Except containing above component, torasemide freeze-drying preparation of the present invention also contains the moisture of trace, the size that how much depends on vacuum in the freeze-drying process of moisture and the length of time.
Lyophilized formulations of the present invention also can contain auxiliary agent inert, nontoxic, that be suitable for lyophilized formulations pharmaceutically commonly used.
The preparation method of lyophilized formulations of the present invention comprises: slowly add recipe quantity torasemide, sodium bicarbonate in water for injection, stir, transfer pH, stirring is fully dissolved principal agent, add excipient if desired again, stir and make dissolving, activated carbon decolorizing filters, lyophilization, aseptic closure, packing.
In order to investigate the stability of lyophilized formulations of the present invention, we have carried out high light (4500Lx), 60 ℃ of high temperature, 4 ℃ of investigations of low temperature to the lyophilized formulations of preparation in the embodiment of the invention 1, and it the results are shown in Table 3.

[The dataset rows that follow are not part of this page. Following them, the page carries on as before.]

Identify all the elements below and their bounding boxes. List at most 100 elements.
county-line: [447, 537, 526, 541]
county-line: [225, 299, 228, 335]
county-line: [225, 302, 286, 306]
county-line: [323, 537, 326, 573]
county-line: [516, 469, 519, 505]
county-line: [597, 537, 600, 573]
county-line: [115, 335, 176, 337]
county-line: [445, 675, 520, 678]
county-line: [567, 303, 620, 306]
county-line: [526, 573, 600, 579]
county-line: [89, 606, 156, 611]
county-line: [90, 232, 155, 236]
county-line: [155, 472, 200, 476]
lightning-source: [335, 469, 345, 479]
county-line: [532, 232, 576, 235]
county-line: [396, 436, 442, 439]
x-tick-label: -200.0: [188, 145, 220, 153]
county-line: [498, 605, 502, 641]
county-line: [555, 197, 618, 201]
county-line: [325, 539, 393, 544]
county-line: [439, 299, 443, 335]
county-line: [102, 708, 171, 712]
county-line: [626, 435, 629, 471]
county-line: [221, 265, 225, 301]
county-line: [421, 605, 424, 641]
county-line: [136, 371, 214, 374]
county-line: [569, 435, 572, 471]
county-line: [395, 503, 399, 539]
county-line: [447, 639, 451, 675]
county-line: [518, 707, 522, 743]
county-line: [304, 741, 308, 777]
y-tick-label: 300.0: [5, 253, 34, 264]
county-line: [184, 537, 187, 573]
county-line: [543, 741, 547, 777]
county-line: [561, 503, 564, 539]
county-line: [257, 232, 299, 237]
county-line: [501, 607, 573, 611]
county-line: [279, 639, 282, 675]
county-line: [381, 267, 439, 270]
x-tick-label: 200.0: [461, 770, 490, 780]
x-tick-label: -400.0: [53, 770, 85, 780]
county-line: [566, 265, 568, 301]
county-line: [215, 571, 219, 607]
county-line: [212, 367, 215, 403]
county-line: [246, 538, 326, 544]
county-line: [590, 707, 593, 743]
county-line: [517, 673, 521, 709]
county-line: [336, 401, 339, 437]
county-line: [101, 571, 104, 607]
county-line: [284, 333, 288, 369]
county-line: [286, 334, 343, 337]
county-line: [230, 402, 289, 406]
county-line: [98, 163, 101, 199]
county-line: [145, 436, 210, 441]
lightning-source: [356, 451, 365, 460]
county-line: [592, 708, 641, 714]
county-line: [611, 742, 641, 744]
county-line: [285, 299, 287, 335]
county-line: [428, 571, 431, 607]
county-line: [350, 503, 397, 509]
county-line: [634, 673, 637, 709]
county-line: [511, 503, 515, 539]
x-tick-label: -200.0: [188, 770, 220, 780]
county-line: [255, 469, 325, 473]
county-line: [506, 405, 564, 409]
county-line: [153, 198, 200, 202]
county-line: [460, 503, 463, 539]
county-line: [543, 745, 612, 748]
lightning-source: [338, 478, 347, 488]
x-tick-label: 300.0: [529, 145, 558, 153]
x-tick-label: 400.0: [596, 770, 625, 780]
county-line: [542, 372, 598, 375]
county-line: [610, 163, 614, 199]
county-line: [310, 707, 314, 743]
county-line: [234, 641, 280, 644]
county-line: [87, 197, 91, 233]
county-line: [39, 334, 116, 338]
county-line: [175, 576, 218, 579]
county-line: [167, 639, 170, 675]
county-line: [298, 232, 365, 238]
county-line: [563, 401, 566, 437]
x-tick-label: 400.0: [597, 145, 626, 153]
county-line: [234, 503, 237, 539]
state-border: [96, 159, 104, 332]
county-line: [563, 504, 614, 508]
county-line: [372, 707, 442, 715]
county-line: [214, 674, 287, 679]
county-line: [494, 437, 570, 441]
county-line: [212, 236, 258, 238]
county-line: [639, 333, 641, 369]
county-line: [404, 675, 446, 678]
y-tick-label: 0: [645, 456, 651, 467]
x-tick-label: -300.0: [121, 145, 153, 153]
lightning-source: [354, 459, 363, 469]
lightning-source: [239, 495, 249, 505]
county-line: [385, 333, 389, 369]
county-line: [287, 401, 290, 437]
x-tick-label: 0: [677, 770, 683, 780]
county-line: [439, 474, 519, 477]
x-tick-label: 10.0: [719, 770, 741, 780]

Table 3 stability test result
The influence factor |
Standing time (my god) |
Character |
The clarity of solution and color |
Moisture (%) |
Basicity |
Related substance (%) |
In the content (%) |
Single impurity peaks |
The impurity peaks sum |
High light (4500Lx) |
0 |
The off-white color block that loosens |
Up to specification |
5.58 |
9.19 |
All less than 0.5% |
0.45 |
99.6 |
|
5 10 |
The loose block of the loose block off-white color of off-white color |
Up to specification |
5.75 5.73 |
9.21 9.19 |
All less than 0.5% all less than 0.5% |
0.49 0.50 |
99.6 99.5 |
60 ℃ of high temperature |
0 5 10 10 |
The loose block of the loose block off-white color of the loose block off-white color of off-white color |
Up to specification up to specification |
5.58 5.65 5.68 |
9.19 9.19 9.26 |
All less than 0.5% all less than 0.5% all less than 0.5% |
0.45 0.49 0.56 |
99.6 99.3 99.3 |
4 ℃ of low temperature |
0 5 10 |
The loose block of the loose block off-white color of the loose block off-white color of off-white color |
Up to specification up to specification |
5.58 5.70 5.72 |
9.19 9.16 9.21 |
All less than 0.5% all less than 0.5% all less than 0.5% |
0.45 0.50 0.50 |
99.6 99.5 99.7 |
Above experimental result shows, adopts the torasemide freeze-drying preparation of the present invention's preparation that high light, high temperature, the equal quality of low temperature are stablized, and need not specific (special) requirements in packing and storage.